Where personal data is processed in order to provide this service, the UK GDPR rules will apply.
Some of the key privacy issues that are relevant to ChatGPT include the following:
- How is personal data used by ChatGPT and what is the role of the parties involved in the relevant ChatGPT project?
- What is the lawful basis for ChatGPT processing personal data?
- What types of data protection records need to kept in relation to data processed via ChatGPT and has a Data Protection Impact Assessment been carried out where necessary?
- ChatGPT relies on a huge amount of data – how can this comply with the UK GDPR principles around data minimisation, accuracy and retention, where a huge amount of personal data is used? This is a big concern, given the vast collection and storage of information used to train ChatGPT.
- How are individuals given information about how their personal data is used by ChatGPT, particularly where personal data is derived from third party sources? Transparency about the use of personal data is a key principle of the UK GDPR.
- How can individuals exercise their data subject rights under UK GDPR, in connection with use of their personal data by ChatGPT?
In addition to this, several other privacy considerations will apply. These are complicated issues and, in practice, may be very difficult for businesses to address when using ChatGPT. We await further guidance from the ICO on how far ChatGPT itself sits with the UK GDPR rules and the ICO’s opinion on use of this platform.
Important message from the UK Data Protection Regulator
The ICO (the UK data protection regulator) recently published guidance on the key factors to consider when developing generative AI systems.
The ICO has stated that the following questions should be asked when using or developing generative AI:
- What is your lawful basis for processing personal data?
- Are you a controller, joint controller or a processor?
- Have you prepared a Data Protection Impact Assessment?
- How will you ensure transparency?
- How will you mitigate security risks?
- How will you limit unnecessary processing?
- How will you comply with individual rights requests?
- Will you use generative AI to make solely automated decisions?
The ICO has stated in its blog:
‘As the data protection regulator, we will be asking these questions of organisations that are developing or using generative AI. We will act where organisations are not following the law and considering the impact on individuals.

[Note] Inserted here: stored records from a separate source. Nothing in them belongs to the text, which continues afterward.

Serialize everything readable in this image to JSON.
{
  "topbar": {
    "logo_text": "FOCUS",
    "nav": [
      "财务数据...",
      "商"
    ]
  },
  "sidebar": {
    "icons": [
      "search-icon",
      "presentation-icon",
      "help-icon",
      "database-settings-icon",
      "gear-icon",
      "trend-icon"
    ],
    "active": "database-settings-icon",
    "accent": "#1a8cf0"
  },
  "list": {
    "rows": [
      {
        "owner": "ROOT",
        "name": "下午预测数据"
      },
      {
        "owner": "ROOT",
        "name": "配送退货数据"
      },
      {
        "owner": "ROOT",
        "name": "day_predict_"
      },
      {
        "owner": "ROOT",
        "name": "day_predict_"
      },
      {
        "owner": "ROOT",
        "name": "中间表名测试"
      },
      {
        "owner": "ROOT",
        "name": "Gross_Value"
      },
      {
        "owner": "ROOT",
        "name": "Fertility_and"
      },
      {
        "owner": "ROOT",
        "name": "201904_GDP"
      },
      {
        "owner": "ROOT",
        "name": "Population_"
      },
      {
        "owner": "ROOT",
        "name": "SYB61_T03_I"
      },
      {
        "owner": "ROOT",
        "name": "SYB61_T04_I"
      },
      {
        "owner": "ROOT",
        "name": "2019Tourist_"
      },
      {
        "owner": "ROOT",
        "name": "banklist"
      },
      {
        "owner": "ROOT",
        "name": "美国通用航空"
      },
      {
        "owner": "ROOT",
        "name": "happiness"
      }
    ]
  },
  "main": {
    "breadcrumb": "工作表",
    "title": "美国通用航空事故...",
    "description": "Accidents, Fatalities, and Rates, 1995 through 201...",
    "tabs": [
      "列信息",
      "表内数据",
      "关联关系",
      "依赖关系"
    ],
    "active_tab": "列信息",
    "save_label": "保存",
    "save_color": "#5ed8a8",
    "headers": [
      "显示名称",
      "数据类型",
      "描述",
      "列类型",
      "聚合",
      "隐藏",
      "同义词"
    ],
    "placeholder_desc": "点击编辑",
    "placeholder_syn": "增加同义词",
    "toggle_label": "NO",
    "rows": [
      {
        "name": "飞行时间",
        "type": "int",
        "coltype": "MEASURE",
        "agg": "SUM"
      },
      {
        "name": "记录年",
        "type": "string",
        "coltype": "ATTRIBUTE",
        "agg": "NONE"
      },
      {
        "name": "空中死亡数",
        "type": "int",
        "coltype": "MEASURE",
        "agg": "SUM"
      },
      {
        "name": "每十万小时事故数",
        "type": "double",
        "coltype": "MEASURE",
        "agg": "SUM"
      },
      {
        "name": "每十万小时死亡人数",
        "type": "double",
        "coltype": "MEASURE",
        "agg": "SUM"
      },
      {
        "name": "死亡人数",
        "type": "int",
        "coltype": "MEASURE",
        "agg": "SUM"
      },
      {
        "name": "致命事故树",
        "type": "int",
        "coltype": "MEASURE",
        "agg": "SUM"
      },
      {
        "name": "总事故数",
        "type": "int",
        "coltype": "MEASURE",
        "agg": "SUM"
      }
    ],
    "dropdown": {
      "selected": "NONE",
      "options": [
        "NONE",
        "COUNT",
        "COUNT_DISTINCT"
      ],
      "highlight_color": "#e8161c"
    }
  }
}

Therefore, it is vital to consider UK GDPR compliance when using the platform and ensure it is used lawfully and in accordance with data protection law rules.

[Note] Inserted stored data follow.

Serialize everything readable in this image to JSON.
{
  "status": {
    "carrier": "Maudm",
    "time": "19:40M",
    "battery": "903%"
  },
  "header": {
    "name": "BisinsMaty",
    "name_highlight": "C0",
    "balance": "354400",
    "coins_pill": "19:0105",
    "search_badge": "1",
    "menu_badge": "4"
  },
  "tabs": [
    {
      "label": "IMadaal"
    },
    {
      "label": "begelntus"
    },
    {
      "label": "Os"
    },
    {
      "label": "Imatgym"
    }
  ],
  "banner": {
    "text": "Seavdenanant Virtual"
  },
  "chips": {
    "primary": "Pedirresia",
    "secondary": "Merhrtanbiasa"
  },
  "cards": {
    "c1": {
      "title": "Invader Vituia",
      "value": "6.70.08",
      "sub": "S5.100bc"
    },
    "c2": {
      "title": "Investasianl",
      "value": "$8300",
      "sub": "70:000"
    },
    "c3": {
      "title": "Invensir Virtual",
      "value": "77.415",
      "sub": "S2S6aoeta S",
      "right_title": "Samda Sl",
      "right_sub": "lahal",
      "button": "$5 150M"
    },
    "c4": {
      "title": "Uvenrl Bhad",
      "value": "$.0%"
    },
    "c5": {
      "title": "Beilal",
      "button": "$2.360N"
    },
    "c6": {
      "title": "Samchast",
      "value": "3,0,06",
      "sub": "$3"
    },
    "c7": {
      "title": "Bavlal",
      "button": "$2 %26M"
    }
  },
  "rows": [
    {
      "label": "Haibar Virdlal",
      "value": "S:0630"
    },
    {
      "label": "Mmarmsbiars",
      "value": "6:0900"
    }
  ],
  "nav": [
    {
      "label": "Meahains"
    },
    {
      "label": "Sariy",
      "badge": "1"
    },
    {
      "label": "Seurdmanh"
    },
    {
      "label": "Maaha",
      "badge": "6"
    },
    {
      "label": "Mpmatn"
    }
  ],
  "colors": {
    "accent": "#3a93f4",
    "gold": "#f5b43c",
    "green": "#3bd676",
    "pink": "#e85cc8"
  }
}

Interestingly the Italian data protection authority temporally banned use of ChatGPT due to privacy concerns in March 2023, as it deemed that Chat GPT breached the GDPR rules (for example, because it had no lawful basis for processing personal data and failed to notify users of its data collection practices). The ban was recently lifted due to OpenAI implementing changes to address concerns as required by the Italian data protection regulator – however, this was not the only regulatory concern raised around the platform and several countries are also investigating the platform and the extent of its compliance with data protection laws. In fact, the European Data Protection Board decided to launch a ChatGPT task force in April 2023, to investigate it due to increasing privacy concerns amongst regulators.
The key takeaway here is that for UK-based data controllers and processors, UK GDPR compliance is compulsory and not just optional, and organisations must remember this and ensure that any activities using the ChatGPT platform are always carried out in compliance with data protection law rules.

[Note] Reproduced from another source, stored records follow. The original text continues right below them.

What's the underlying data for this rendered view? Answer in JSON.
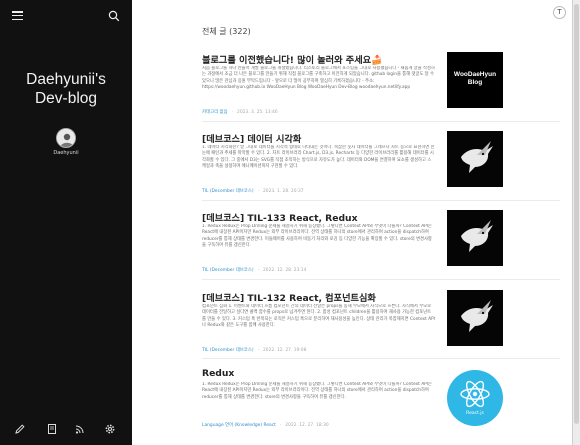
{
  "sidebar": {
    "blog_title_line1": "Daehyunii's",
    "blog_title_line2": "Dev-blog",
    "author": "Daehyunii"
  },
  "list": {
    "label": "전체 글",
    "count": "(322)"
  },
  "posts": [
    {
      "title": "블로그를 이전했습니다! 많이 놀러와 주세요🍰",
      "excerpt": "처음 블로그를 하나 만들어 개발 블로그를 개설했습니다. 티스토리 블로그에서 포스팅을 그대로 사용했습니다 - 새롭게 글을 작성하는 과정에서 조금 더 나은 블로그를 만들기 위해 직접 블로그를 구축하고 이전하게 되었습니다. github login을 통해 댓글도 달 수 있으니 많은 관심과 응원 부탁드립니다 - 앞으로 더 많이 공부하며 열심히 기록하겠습니다 - 주소: https://woodaehyun.github.io WooDaeHyun Blog WooDaeHyun Dev-Blog woodaehyun.netlify.app",
      "category": "카테고리 없음",
      "date": "2023. 3. 25. 13:46",
      "thumb_text_line1": "WooDaeHyun",
      "thumb_text_line2": "Blog"
    },
    {
      "title": "[데브코스] 데이터 시각화",
      "excerpt": "1. 데이터 시각화란? 말 그대로 데이터를 시각적 형태로 나타내는 것이다. 복잡한 숫자 데이터를 그래프나 차트 등으로 표현하면 한 눈에 패턴과 추세를 파악할 수 있다. 2. 차트 라이브러리 Chart.js, D3.js, Recharts 등 다양한 라이브러리를 활용해 데이터를 시각화할 수 있다. 그 중에서 D3는 SVG를 직접 조작하는 방식으로 자유도가 높다. 데이터와 DOM을 연결하여 요소를 생성하고 스케일과 축을 설정하며 애니메이션까지 구현할 수 있다.",
      "category": "TIL (December 데브코스)",
      "date": "2023. 1. 28. 20:37"
    },
    {
      "title": "[데브코스] TIL-133 React, Redux",
      "excerpt": "1. Redux Redux는 Prop Drilling 문제를 해결하기 위해 등장했다. 그렇다면 Context API와 무엇이 다를까? Context API는 React에 내장된 API이지만 Redux는 외부 라이브러리이다. 전역 상태를 하나의 store에서 관리하며 action을 dispatch하여 reducer를 통해 상태를 변경한다. 미들웨어를 사용하여 비동기 처리와 로깅 등 다양한 기능을 확장할 수 있다. store의 변경사항을 구독하여 뷰를 갱신한다.",
      "category": "TIL (December 데브코스)",
      "date": "2022. 12. 28. 23:14"
    },
    {
      "title": "[데브코스] TIL-132 React, 컴포넌트심화",
      "excerpt": "컴포넌트 심화 1. 이벤트와 데이터 흐름 컴포넌트 간의 데이터 전달은 props를 통해 부모에서 자식으로 흐른다. 자식에서 부모로 데이터를 전달하고 싶다면 콜백 함수를 props로 넘겨주면 된다. 2. 합성 컴포넌트 children을 활용하여 재사용 가능한 컴포넌트를 만들 수 있다. 3. 커스텀 훅 반복되는 로직은 커스텀 훅으로 분리하여 재사용성을 높인다. 상태 관리가 복잡해지면 Context API나 Redux와 같은 도구를 함께 사용한다.",
      "category": "TIL (December 데브코스)",
      "date": "2022. 12. 27. 19:08"
    },
    {
      "title": "Redux",
      "excerpt": "1. Redux Redux는 Prop Drilling 문제를 해결하기 위해 등장했다. 그렇다면 Context API와 무엇이 다를까? Context API는 React에 내장된 API이지만 Redux는 외부 라이브러리이다. 전역 상태를 하나의 store에서 관리하며 action을 dispatch하여 reducer를 통해 상태를 변경한다. store의 변경사항을 구독하여 뷰를 갱신한다.",
      "category": "Language 언어 (Knowledge) React",
      "date": "2022. 12. 27. 18:30",
      "thumb_text": "React.js"
    }
  ],
  "colors": {
    "sidebar_bg": "#111111",
    "accent": "#2f8fc8",
    "react_blue": "#2fb7e6"
  }
}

It is highly advisable for businesses planning to use the platform to carry out a thorough Data Protection Impact Assessment, to consider how personal data would be used by ChatGPT and to investigate the privacy risks involved before deciding whether to proceed.
This is a fast-evolving, vast and complex legal topic, and this article covers some of the key issues to consider, but please contact our data protection law team if you require advice on using ChatGPT in your business.
We are continuing to closely monitor developments in this area and recommend that businesses keep up to date with the developing legal landscape around use of artificial intelligence and compliance with data protection laws.